In wetter times, the lake is a recreational paradise and a vital water supply for residents on both sides of the border. But this summer, the National Park Service has closed many of the boat ramps, and the watercraft that do go out have had to dodge exposed rocks.

“The fishing tournaments are moving to other lakes, because they are concerned about hitting something,” said Raul Cordero, a fishing guide of 10 years on the lake. “We are in dire need of water. We need a big hurricane. That’s what fills this lake.”

He might not be the only one rooting for tropical storms. Lake Amistad feeds the Rio Grande, which twists and turns southward more than 250 miles to another artificial oasis at Falcon Lake. The waters there irrigate farmland in the Rio Grande Valley and supply drinking water to rural Zapata County. Their levels have reached lows not seen since the early 2000s, exposing the remains of formerly submerged villages.

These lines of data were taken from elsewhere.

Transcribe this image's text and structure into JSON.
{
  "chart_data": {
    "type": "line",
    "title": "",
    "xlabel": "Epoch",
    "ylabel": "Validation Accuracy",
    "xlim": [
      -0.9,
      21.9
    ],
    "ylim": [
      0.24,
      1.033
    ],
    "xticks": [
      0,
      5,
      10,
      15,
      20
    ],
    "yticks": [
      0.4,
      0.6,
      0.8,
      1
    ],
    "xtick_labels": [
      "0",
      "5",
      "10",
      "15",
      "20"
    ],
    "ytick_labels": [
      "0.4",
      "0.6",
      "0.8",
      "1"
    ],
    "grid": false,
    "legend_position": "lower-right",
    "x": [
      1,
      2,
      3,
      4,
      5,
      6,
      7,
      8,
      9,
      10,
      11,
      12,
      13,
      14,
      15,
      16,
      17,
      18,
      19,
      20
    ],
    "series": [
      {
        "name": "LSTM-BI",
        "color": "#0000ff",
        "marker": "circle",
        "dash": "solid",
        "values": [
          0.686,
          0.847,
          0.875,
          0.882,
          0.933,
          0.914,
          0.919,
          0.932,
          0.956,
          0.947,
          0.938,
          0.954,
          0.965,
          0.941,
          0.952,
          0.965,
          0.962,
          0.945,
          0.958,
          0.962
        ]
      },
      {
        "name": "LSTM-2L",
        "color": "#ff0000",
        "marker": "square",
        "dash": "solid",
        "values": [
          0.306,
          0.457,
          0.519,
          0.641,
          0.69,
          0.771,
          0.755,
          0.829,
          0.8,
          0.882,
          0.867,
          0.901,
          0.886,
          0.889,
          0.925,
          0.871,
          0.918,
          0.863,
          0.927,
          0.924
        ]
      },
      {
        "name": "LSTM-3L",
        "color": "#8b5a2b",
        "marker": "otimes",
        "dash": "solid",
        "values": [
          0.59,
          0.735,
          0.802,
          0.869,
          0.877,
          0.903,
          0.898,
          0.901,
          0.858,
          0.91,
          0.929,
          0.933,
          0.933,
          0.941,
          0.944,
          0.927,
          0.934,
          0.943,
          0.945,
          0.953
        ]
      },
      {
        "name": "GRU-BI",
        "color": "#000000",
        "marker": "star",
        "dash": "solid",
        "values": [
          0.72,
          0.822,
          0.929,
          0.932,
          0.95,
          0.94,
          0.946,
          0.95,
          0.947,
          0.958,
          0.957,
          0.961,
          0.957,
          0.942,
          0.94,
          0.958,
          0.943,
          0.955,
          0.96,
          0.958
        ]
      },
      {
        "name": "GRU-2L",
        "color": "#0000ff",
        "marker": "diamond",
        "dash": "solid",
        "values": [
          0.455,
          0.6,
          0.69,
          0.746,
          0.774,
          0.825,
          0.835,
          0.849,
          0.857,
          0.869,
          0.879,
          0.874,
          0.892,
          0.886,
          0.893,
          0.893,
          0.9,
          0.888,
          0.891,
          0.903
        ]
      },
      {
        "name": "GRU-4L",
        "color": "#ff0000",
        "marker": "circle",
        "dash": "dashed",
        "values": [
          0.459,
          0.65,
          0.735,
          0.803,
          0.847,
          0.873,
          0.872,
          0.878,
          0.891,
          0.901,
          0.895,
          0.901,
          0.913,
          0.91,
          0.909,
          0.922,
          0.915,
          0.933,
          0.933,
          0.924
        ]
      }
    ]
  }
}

“We are not having any tournaments here this year,” said James Bendele, owner of Falcon Lake Tackle, echoing the concern of his counterpart on Lake Amistad. “Fishing is good, but the water access sucks. We’ve got $5-a-gallon gasoline and border issues, but low water is our biggest problem.”

The state hasn’t seen any widespread drinking water shortages yet, said Allen Berthold, the interim director for the Texas Water Resources Institute. But as municipal lakes dry up, agricultural customers could see less water for irrigation.

Residential demand, he said, is adding to the strain. “When it gets this hot, everyone wants to water their lawns,” Dr. Berthold said. “The infrastructure is not sized enough to meet peak water demands.”

In Austin, some watering holes have dried up, but officials said that was normal.

“It’s always been like this,” said Kanya Lyons, an Austin Parks and Recreation Department spokeswoman. “When I was a teenager, we’d have a couple weeks to swim after the spring rains, and then that window closes. I don’t remember when you could ever swim during the summertime.”

The three-acre Barton Springs Pool, filled with water from natural springs, is where Austin residents swim to cool off, she said. It averages 68 degrees year-round.

South of Austin, even tubing on the San Marcos River has been affected by the drought. The water level is 10 inches lower than last year, according to the U.S. Geological Survey, and only two inches or so above its minimum operating limit.

“It usually takes two hours to float down,” said Star Malone, an employee at Texas State Tubes. “Now it takes four, four and a half. It’s affecting our parking lot.”

Like the Barton Springs Pool, the river is fed by springs. “Even though it’s hot and the water is low,” Ms. Malone said, “it is still cool.”